Rent decline may be the real miracle on 34th street

In this May 16, 2017 Mann Report column, Debra Hazel examines how major department store owners along the 34th Street corridor are working to unlock the value of their prime Manhattan real estate.
As traditional retail faces continued pressure from e-commerce, companies such as Hudson’s Bay Co. and Macy’s are exploring large-scale mixed-use development above their flagship stores. Proposed projects include office space, residential units, and hotel towers, reflecting a broader strategy to diversify revenue beyond retail operations. Hudson’s Bay has formed joint ventures to monetize dozens of properties, while Macy’s retained Brookfield Asset Management to develop plans for approximately 50 owned and leased sites.

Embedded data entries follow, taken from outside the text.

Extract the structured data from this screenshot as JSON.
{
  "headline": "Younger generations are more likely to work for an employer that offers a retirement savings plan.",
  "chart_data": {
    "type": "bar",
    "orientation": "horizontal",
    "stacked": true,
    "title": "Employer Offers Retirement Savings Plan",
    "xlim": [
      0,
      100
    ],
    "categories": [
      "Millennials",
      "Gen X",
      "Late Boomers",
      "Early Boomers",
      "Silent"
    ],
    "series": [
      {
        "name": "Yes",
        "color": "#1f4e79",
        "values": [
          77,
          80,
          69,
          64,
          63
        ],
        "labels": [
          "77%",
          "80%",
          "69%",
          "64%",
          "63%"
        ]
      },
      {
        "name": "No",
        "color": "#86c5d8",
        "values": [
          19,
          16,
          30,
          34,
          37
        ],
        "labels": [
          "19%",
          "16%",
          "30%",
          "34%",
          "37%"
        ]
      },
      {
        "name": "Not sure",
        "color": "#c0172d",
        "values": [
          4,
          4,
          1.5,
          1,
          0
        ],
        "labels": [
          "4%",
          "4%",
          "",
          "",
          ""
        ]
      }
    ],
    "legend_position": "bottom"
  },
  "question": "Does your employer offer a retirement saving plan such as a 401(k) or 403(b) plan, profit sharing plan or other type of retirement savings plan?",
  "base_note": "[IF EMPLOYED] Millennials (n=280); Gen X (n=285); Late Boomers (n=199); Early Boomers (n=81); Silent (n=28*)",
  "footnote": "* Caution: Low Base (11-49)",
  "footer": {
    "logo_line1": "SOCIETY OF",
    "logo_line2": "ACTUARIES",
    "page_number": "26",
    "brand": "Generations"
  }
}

The article also outlines a larger trend of retailers separating or leveraging their real estate assets. Hedge funds have encouraged companies like Macy’s to spin off property holdings, with some valuations suggesting the real estate may be worth more than the retail business itself. Similar strategies have been pursued by Sears and others through REIT transactions and asset sales.
At the same time, 34th Street continues to evolve at the street level. Target announced a smaller format store near Penn Station, and brands such as QVC, HSN, and Amazon have explored physical retail locations in the area. With retailers like bebe closing stores and asking rents declining, Herald Square may be entering a period of repositioning and renewed opportunity.